Officer Dora Fontaine is a witness in the trial of ex-Officer Joseph Walsh, former Detective David March and suspended Officer Thomas Gaffney. Prosecutors allege the three concocted a version of the shooting to protect Officer Jason Van Dyke, who was convicted of second-degree murder earlier this year.
Fontaine testified that she and her partner, Ricardo Viramontes, headed to the scene after hearing a call over the police radio. She said she saw the shooting of McDonald and told March what she saw: “Male black walking southbound, swaying the knife, twisting, falling.”
She said March’s reports about the incident didn’t match what she told him. Fontaine said she called her lawyer when she learned of March’s report because she felt like she needed legal advice.
“Why did this matter to you?” Holmes asked.
“Because it was a lie,” Fontaine answered. She said after word spread she was disputing what the official reports stated, she was blackballed.

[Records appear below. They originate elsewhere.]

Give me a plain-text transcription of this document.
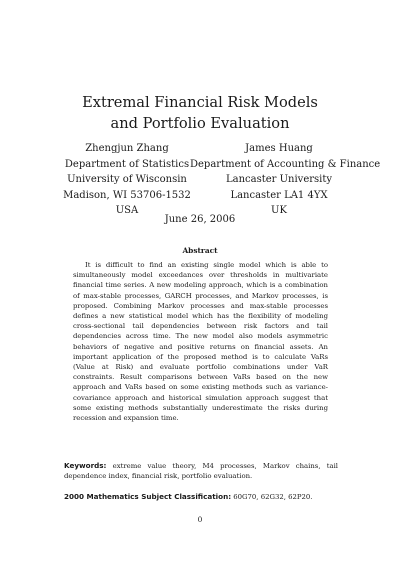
Extremal Financial Risk Models
and Portfolio Evaluation
Zhengjun Zhang
Department of Statistics
University of Wisconsin
Madison, WI 53706-1532
USA
James Huang
Department of Accounting & Finance
Lancaster University
Lancaster LA1 4YX
UK
June 26, 2006
Abstract

It is difficult to find an existing single model which is able to simultaneously model exceedances over thresholds in multivariate financial time series. A new modeling approach, which is a combination of max-stable processes, GARCH processes, and Markov processes, is proposed. Combining Markov processes and max-stable processes defines a new statistical model which has the flexibility of modeling cross-sectional tail dependencies between risk factors and tail dependencies across time. The new model also models asymmetric behaviors of negative and positive returns on financial assets. An important application of the proposed method is to calculate VaRs (Value at Risk) and evaluate portfolio combinations under VaR constraints. Result comparisons between VaRs based on the new approach and VaRs based on some existing methods such as variance-covariance approach and historical simulation approach suggest that some existing methods substantially underestimate the risks during recession and expansion time.

Keywords: extreme value theory, M4 processes, Markov chains, tail dependence index, financial risk, portfolio evaluation.

2000 Mathematics Subject Classification: 60G70, 62G32, 62P20.

0
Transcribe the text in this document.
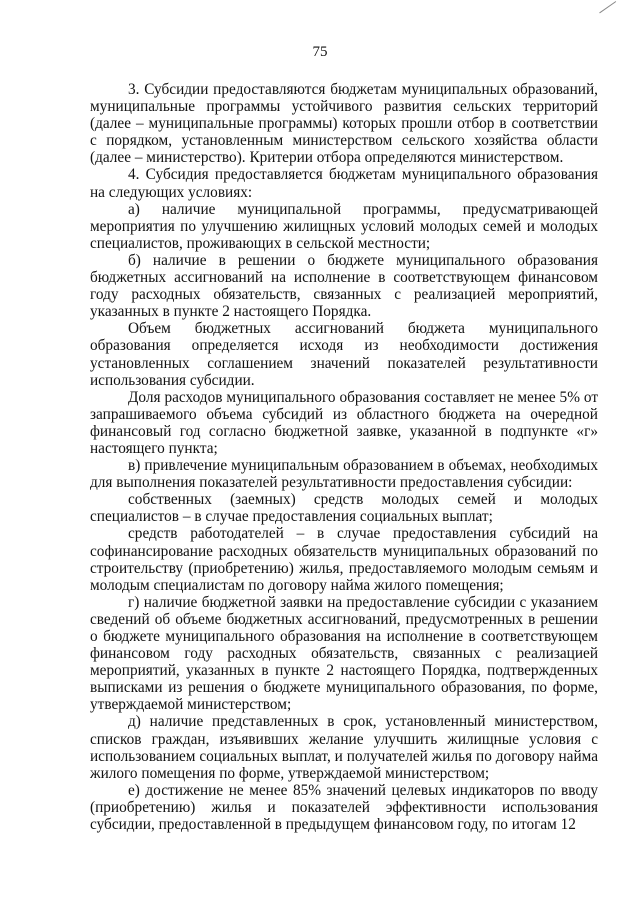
75

3. Субсидии предоставляются бюджетам муниципальных образований, муниципальные программы устойчивого развития сельских территорий (далее – муниципальные программы) которых прошли отбор в соответствии с порядком, установленным министерством сельского хозяйства области (далее – министерство). Критерии отбора определяются министерством.

4. Субсидия предоставляется бюджетам муниципального образования на следующих условиях:

а) наличие муниципальной программы, предусматривающей мероприятия по улучшению жилищных условий молодых семей и молодых специалистов, проживающих в сельской местности;

б) наличие в решении о бюджете муниципального образования бюджетных ассигнований на исполнение в соответствующем финансовом году расходных обязательств, связанных с реализацией мероприятий, указанных в пункте 2 настоящего Порядка.

Объем бюджетных ассигнований бюджета муниципального образования определяется исходя из необходимости достижения установленных соглашением значений показателей результативности использования субсидии.

Доля расходов муниципального образования составляет не менее 5% от запрашиваемого объема субсидий из областного бюджета на очередной финансовый год согласно бюджетной заявке, указанной в подпункте «г» настоящего пункта;

в) привлечение муниципальным образованием в объемах, необходимых для выполнения показателей результативности предоставления субсидии:

собственных (заемных) средств молодых семей и молодых специалистов – в случае предоставления социальных выплат;

средств работодателей – в случае предоставления субсидий на софинансирование расходных обязательств муниципальных образований по строительству (приобретению) жилья, предоставляемого молодым семьям и молодым специалистам по договору найма жилого помещения;

г) наличие бюджетной заявки на предоставление субсидии с указанием сведений об объеме бюджетных ассигнований, предусмотренных в решении о бюджете муниципального образования на исполнение в соответствующем финансовом году расходных обязательств, связанных с реализацией мероприятий, указанных в пункте 2 настоящего Порядка, подтвержденных выписками из решения о бюджете муниципального образования, по форме, утверждаемой министерством;

д) наличие представленных в срок, установленный министерством, списков граждан, изъявивших желание улучшить жилищные условия с использованием социальных выплат, и получателей жилья по договору найма жилого помещения по форме, утверждаемой министерством;

е) достижение не менее 85% значений целевых индикаторов по вводу (приобретению) жилья и показателей эффективности использования субсидии, предоставленной в предыдущем финансовом году, по итогам 12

“Other officers were calling me a rat, a snitch, a traitor,” Fontaine said. “They wouldn’t back me up. If I was at a call and I needed assistance some officers felt strong enough to say that I didn’t deserve to be helped.”

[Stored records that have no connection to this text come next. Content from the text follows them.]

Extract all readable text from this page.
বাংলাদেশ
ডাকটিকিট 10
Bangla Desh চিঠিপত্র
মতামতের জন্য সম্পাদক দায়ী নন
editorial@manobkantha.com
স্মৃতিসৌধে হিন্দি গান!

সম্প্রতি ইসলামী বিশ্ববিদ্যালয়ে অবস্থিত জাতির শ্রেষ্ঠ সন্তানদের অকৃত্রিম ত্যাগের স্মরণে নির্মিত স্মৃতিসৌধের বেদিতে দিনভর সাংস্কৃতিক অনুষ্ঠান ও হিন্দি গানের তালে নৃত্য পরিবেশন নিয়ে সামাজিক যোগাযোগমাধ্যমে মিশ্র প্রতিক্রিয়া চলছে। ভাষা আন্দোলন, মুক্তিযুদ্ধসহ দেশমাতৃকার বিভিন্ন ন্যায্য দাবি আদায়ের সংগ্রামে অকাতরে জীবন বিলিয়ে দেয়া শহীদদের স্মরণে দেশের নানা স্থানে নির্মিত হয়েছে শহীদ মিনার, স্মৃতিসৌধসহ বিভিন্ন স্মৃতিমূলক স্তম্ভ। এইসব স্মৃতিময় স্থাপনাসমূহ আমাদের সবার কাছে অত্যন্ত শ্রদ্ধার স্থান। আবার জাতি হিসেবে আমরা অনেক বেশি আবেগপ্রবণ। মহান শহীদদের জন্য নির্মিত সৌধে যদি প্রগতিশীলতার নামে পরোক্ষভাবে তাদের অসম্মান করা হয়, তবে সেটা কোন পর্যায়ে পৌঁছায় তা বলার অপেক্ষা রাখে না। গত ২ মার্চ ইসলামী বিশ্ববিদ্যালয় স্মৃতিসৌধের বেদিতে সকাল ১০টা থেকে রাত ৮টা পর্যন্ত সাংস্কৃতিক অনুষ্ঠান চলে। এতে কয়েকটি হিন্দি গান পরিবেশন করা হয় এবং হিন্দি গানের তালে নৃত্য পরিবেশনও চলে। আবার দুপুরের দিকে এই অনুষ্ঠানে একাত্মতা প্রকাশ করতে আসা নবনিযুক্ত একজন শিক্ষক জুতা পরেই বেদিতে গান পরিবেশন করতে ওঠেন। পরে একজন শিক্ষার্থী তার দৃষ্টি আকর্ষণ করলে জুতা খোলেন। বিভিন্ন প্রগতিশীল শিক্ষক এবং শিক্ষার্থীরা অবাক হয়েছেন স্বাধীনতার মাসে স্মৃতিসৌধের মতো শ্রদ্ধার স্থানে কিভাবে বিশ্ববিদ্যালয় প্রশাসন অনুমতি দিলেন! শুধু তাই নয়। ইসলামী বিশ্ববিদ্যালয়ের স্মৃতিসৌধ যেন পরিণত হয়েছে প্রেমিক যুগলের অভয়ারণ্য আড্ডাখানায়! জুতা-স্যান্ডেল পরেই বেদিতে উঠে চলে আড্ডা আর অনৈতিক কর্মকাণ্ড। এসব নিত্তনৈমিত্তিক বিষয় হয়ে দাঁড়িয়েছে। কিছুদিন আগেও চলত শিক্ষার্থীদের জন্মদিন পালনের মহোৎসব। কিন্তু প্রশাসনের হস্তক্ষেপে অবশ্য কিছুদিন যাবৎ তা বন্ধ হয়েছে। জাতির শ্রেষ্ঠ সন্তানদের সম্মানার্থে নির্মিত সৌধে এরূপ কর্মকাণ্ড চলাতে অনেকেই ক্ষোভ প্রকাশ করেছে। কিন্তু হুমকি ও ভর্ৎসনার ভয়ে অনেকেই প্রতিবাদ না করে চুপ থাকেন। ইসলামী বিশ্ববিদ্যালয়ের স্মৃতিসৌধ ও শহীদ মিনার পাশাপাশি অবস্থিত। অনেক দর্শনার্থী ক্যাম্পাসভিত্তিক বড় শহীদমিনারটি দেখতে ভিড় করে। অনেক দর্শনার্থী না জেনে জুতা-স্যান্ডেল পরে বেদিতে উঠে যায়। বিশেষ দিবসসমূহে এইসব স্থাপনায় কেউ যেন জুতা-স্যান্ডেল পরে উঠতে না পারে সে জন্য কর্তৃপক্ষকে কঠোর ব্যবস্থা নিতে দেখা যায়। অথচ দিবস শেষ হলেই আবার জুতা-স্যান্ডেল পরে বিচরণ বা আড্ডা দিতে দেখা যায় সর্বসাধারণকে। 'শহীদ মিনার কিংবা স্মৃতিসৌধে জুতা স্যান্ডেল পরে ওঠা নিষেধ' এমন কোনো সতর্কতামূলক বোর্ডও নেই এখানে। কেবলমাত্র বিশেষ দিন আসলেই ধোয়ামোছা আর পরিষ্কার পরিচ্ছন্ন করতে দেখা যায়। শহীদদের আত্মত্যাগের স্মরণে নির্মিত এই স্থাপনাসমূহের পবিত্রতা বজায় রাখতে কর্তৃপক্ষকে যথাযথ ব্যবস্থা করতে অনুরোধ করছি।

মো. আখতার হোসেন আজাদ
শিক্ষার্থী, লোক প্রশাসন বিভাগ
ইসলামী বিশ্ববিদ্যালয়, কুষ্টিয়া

Fontaine said a sympathetic boss reached out to her and offered to pull her off the street, adding she welcomed the opportunity to go on desk duty.

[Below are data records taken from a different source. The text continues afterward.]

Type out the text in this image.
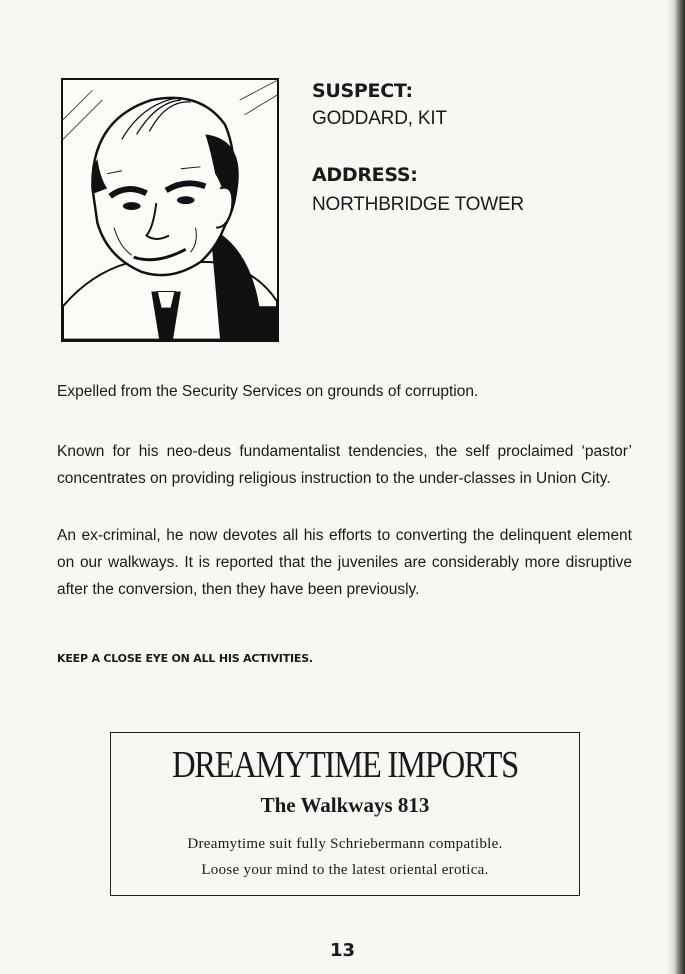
SUSPECT:
GODDARD, KIT
ADDRESS:
NORTHBRIDGE TOWER
Expelled from the Security Services on grounds of corruption.
Known for his neo-deus fundamentalist tendencies, the self proclaimed ‘pastor’ concentrates on providing religious instruction to the under-classes in Union City.
An ex-criminal, he now devotes all his efforts to converting the delinquent element on our walkways. It is reported that the juveniles are considerably more disruptive after the conversion, then they have been previously.
KEEP A CLOSE EYE ON ALL HIS ACTIVITIES.
DREAMYTIME IMPORTS
The Walkways 813
Dreamytime suit fully Schriebermann compatible.
Loose your mind to the latest oriental erotica.
13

March’s attorney, James McKay, claimed there were inconsistencies in statements she gave to prosecutors. McKay said that although she testified McDonald never attacked officers, she told investigators for the Chicago inspector general’s office that the swaying knife was an “attacking movement.”
McKay also hinted Fontaine, 51, concocted the accusations against March to save her job. Fontaine admitted she feared losing her job in the shooting’s aftermath.
The inspector general’s office recommended Fontaine be fired for making false statements in the McDonald case. Police Superintendent Eddie Johnson rejected the recommendation, citing insufficient evidence to support her dismissal.
In other testimony, Officer Joseph McElligott and his partner, Gaffney, were the first to encounter McDonald the night of the shooting. He said they followed the teen at a distance over several blocks.
McElligott, who hasn’t been accused of wrongdoing, testified he got the car, drew his gun once he saw McDonald had the knife and told the teen “25 to 30 times” to drop the weapon. He said that while McDonald never responded and he thought he was a threat, the teen never made a threatening move toward him.
McElligott said back at headquarters after the shooting, he saw several detectives and Officers Walsh and Van Dyke watching security video from a doughnut shop across the street from where McDonald was shot.
“They were just discussing the positioning of where they were . when (McDonald) was shot,” McElligott said. “I remember hearing somebody saying that Joe Walsh had been backpedaling.”
Although the trial is not about whether Van Dyke was justified in shooting McDonald, defense attorneys focused on whether the teen posed a threat.
When questioning McElligott, defense attorney William Fahy tried to make the point that Gaffney faced a different threat level while in the squad car since McDonald popped the tire and scratched the windshield with the knife.
Sgt. Larry Snelling contradicted the officers’ report that the 17-year-old McDonald lunged at Van Dyke.
Snelling is an expert in training, the use of force and writing reports at the Chicago Police Department. He testified when he watches dash video of Van Dyke’s shooting of McDonald, he doesn’t see anything that would have justified pulling the trigger.